Te escribo porque tu padre ya no anda bien. La Izaskun y el marido apenas vienen a verlo. Ya sabes que tu hermana y Fermín están en Cádiz y claro, venir hasta aquí con los críos para un fin de semana no les compensa. Es una paliza de viaje. Yo no puedo encargarme ya más de él. Deberíamos ingresarlo en una residencia porque el alzhéimer avanza muy rápido y el otro día lo encontraron deambulando desorientado por donde la quesería de Aitor. Ekin cada vez sube menos a verle porque no lleva bien que Asier ya no le reconozca. Como no creo que vuelvas por aquí he hablado con tu hermana y está de acuerdo en meterlo en una residencia. Habrá que vender el caserío porque son todas carísimas…

A Alto lo de vender la casa de los Altolaguirre se la bufa. No es hombre de estirpes, terruños, lares ni gilipolleces de esas. Cuando pintaron una diana en el muro, «Iñaki pin pan pum goazen cipallos hiltzera» [Iñaki pin pan pum vamos a matar cipallos], no subió siquiera a borrarla. Dejó lo de darle a la brocha a su padre, a su hermana y al cuñado. Lo que sí hizo fue cogerse el coche y buscar a la chavalería que esperaba en la parada el autobús que les llevaría de vuelta al pueblo. Era un viernes, casi de madrugada, y los cinco niñatos vomitaban, se besaban y dormitaban arracimados bajo la marquesina. Aparcó el coche unos metros más arriba, metió las manos en los bolsillos de la cazadora y acarició la extensible. Se acercó tranquilo, sin acelerar el paso ni mirar a los lados. Tampoco es que esos pardillos ciegos de porros, macerados en destilados baratos, fueran a pensar que el hombretón que se les acercaba era un madero. Bastante tenían con tratar de mantenerse en pie y controlar que las aceras no se movieran tanto como les parecía.

—Qué, ¿ya de vuelta al nido, gorriones?

El primero que se giró fue también el primero en caer, doblado por el dolor, agarrándose las costillas que sintió que se le hundían más en el cuerpo. El que intentó levantarse del banco para ver «quién coño» había golpeado a su amigo, soltó un grito de dolor cuando «quién coño» lanzó la porra sobre su clavícula, de arriba a abajo, con la precisión del cirujano que sabe que es mejor dar con la bola y no con la barra si lo que se quiere es tronchar el hueso.

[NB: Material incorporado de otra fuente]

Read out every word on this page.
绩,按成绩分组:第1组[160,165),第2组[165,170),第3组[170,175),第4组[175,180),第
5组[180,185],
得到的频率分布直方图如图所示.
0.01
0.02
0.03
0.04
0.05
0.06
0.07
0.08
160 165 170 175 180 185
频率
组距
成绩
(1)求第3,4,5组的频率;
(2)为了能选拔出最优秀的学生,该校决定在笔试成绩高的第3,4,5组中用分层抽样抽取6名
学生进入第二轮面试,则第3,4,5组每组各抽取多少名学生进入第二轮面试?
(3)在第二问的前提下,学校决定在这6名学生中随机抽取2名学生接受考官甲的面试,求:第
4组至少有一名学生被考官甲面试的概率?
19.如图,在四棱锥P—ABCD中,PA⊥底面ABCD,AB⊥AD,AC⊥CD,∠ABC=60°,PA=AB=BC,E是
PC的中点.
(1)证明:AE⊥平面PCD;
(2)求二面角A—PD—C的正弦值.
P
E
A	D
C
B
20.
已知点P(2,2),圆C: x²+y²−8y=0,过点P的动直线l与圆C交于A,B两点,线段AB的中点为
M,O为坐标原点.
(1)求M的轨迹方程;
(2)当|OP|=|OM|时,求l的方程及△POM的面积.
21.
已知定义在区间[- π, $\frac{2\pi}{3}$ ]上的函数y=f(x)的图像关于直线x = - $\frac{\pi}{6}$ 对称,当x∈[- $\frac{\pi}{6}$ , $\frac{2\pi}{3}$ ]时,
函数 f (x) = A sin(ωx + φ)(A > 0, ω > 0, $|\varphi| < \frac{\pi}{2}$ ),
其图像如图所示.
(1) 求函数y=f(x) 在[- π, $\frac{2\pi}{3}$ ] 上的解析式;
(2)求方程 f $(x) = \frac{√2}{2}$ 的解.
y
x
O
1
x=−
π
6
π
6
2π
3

Pisarle luego la cabeza era su primera opción pero antes tenía que darle un guantazo a la chavala que gritaba como una posesa, taladrándole los oídos. Con el labio y dos dientes partidos, la cría seguía igual de histérica pero ya no chillaba, solo gemía mientras repetía en salmodia «pare, por favor, pare». Así, de usted, recuperando las formas, que nunca deben perderse. Mejor, ahora ya puede concentrarse en el único que continúa de pie, tapándose el rostro, temblando como un cervatillo asustado, tratando de fundirse con el anuncio de Pacharán Zoco sobreimpreso en la mampara. Inmóvil, el muy imbécil era un blanco fácil. Alto pudo elegir dónde golpear. Fue en la rodilla, con toda su fuerza, el brazo extendido y la bola impactando tan certeramente que el chaval seguro que tendría que agenciarse una prótesis para recomponer el hueso astillado. «Diles a tus amigos que cipayo es con y». No le hizo falta decir nada más. Para qué. El mensaje ya estaba claro. Cristalino.

No hubo denuncia y sí muchas mentiras. En realidad una sola. La misma todos. No era cosa de que en el pueblo pesara más la vergüenza y acabaran como el amigo de sus padres, el que se colgó en el establo después de que un poli le diera una somanta delante de todos. Nadie en el valle creyó que fueran unos pijos de la Universidad a la salida de la discoteca pero dejaron que eso fuera lo que escucharan los sanitarios que los atendieron en el hospital y los forales que les tomaron declaración. No, no era cosa de que sus hijos acabaran colgándose en un establo como el pobre Eneko.

Tenía que dejar de fumar. No le costó una mierda apalizar a esos cabestros. Pero le fastidió estar jadeando. Tiene que ponerse en forma. No puede ser que se canse tanto por cuatro hostias de mierda. En fin, mañana mismo vuelve al gimnasio. Le da pereza coincidir con todos esos medialeche de la comisaría que devoran vídeos de boxeo y malgastan el tiempo mirándose los músculos, contando los bultos de sus abdominales, levantando pesas. Alto barrunta que si la tuvieran más grande se meterían la polla por el culo, de lo mucho que se gustan. Pero sí, hay que vigilar el cardio, «la clave del boxeo», decía su monitor, el único tipo al que respetaba porque pese a tener tres dedos agarrotados por un puñetazo mal curado todavía metía hostias como hogazas. Le llamaban Cochise por la nariz rota, la piel cobriza y porque si dejabas el costado al descubierto te podía cortar la cabellera. Alto no. Alto siempre le llamaba don Alberto y escuchaba atentamente sus consejos: «Se golpea con los puños pero se boxea con los pies», «lo importante no es caer sino saber levantarse», «la cabeza atrás, ballestea, Iñaki, ballestea, así, bien, así». A Cochise le jodió que ese chico se hiciera poli. No por gilipolleces políticas, que él era de Almería y lo único que tenía de vasco era la mujer. Es que le veía posibilidades. Tenía agilidad pese a ser tan grande, se movía muy bien en el ring y disfrutaba igual pegando que rehaciéndose tras una buena tunda. Sí, hubiera podido llegar lejos, alguna velada en Bilbao y a poco que se esforzara se lo hubiera llevado a juntar billetes a Madrid, «donde las bolsas son de categoría».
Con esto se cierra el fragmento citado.